Speaker 1 [00:27:32] Okay. And I don’t know if you’ve already mentioned this, but when you moved to the United States, what family did you still have back in England and Canada? 

 

Speaker 2 [00:27:46] Okay. I had my mother and father still in England and granddad’s mother and father was still in England. My sister at that time was still in England. But dad’s brother and his wife and your two cousins, they were living in Toronto. And then about six months after we moved to Canada, my sister and her husband also moved to Canada but where we were in Montreal, they were in Ottawa. And then your Uncle George and Aunty Barbara, they were in Toronto. And so there’s a long way between each of those cities. And that was one of the things that we found very difficult, was that we just didn’t, that the distances were so incredible that we just took us a while to adjust. You know, in England, you can never be further than 75 miles from the ocean or from the sea, and that was really strange to move to somewhere like Virginia. Who even though we’ve got a coastline, it’s a good couple of hundred miles away. And that was really strange for us. 

 

Speaker 1 [00:29:13] Yeah. Okay.

 

Speaker 2 [00:29:19] And will say, one of the things that was very different in Virginia than England was how hot it gets in the summer. Then again, global warming now has made all the climates of all the countries really crazy. But back then, we never, ever knew anything like 90 degrees. It just never happened. And so the heat of Virginia was something that we found very difficult to get used to. 

 

Speaker 1 [00:29:59] Uh huh. Okay. All right. Well, we got the final question here. 

 

Speaker 2 [00:30:08] Okay. 

 

Speaker 1 [00:30:08] Do you have any regrets about coming to the United States? 

 

Speaker 2 [00:30:15] Absolutely not. I think we’ve got a much higher standard of living. I believe that the education system for the time gave everybody the opportunity to go to college, which at that time in England you didn’t get. And I think that all our grandchildren, like you and and the rest of them have a much better life than you might have done in England. I mean, you could never say that for certain, but looking back, I think we did the right thing and i’m glad we did it. And I’m glad to be an American because I can vote. 

 

Speaker 1 [00:31:10] I love that. Oh, gosh, I love that, grandma. All right.
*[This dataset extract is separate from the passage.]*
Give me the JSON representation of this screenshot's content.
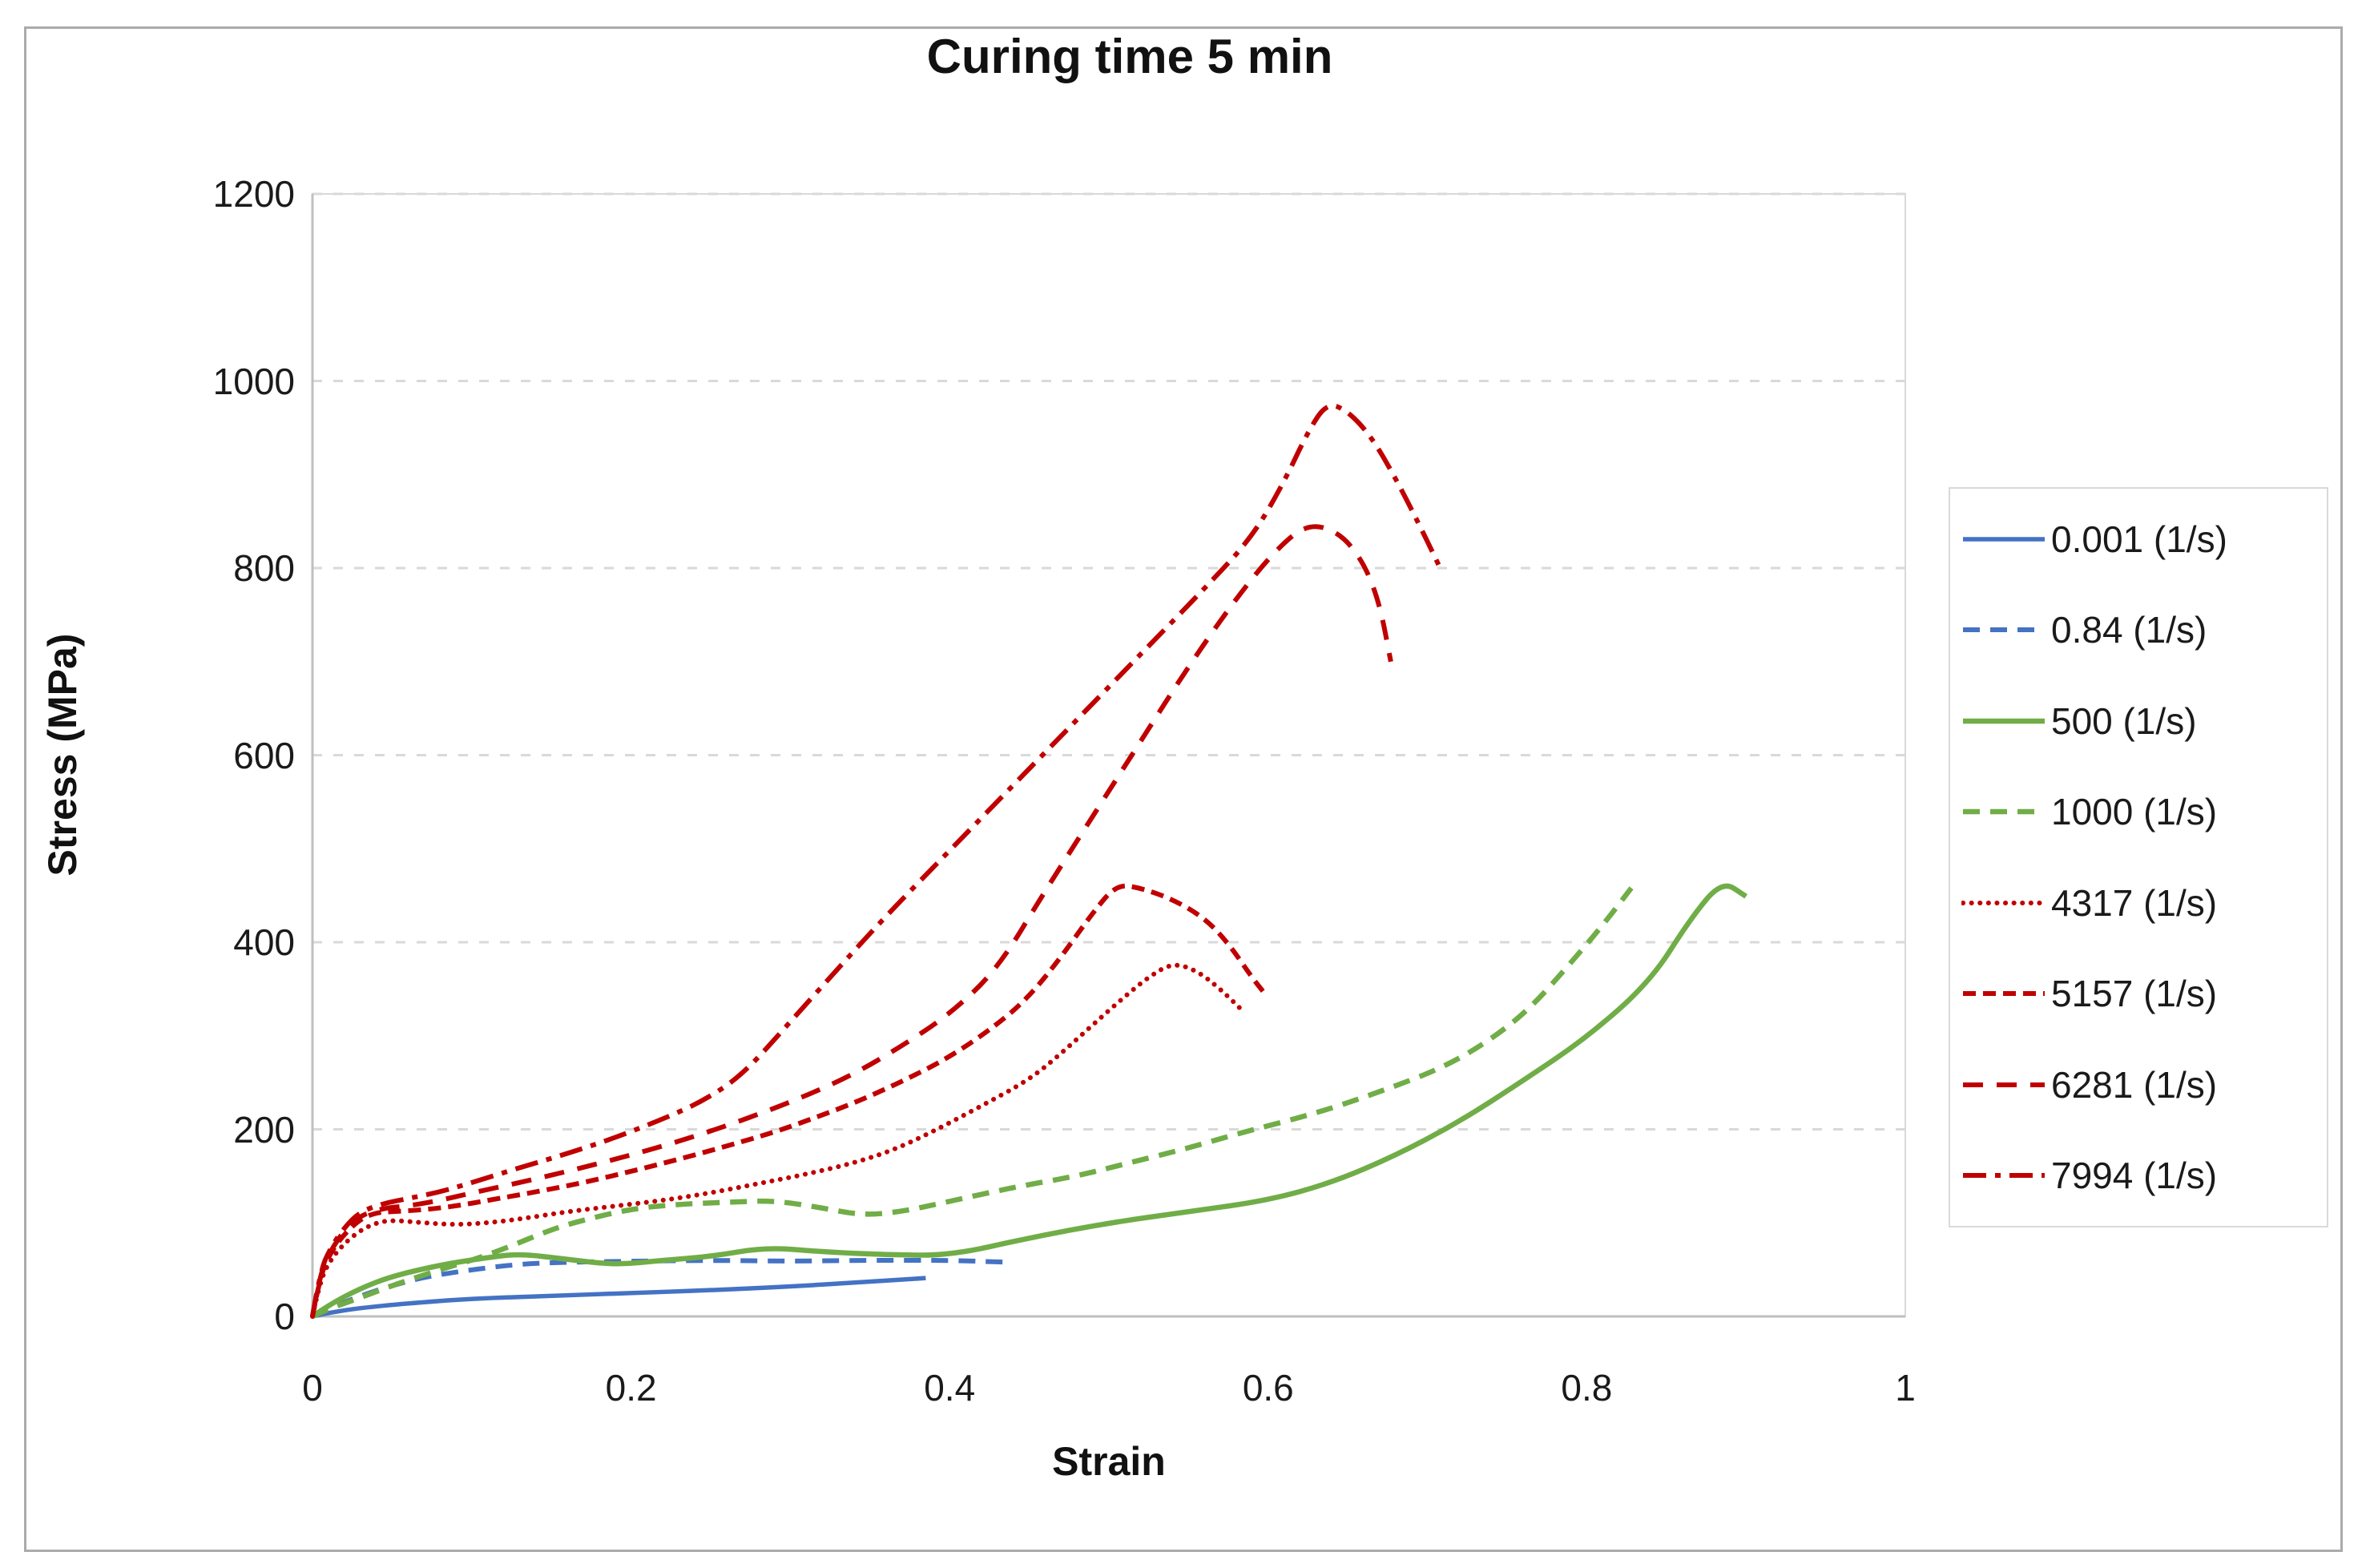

Well, I just wanted to say thank you so much for taking your time to have this interview with me and give me all the information you did for my professor and my class. So I just wanted to thank you so much for that. 

 

Speaker 2 [00:31:30] And you’re very welcome, Maggie. And if there’s anything I can clarify later or if there’s anything your Professor needs to know that he’s unclear care about, just follow up, and I’ll be glad to help where I can. 

 

Speaker 1 [00:31:46] All right. Thank you so much. 

 

Speaker 2 [00:31:48] All right Dear.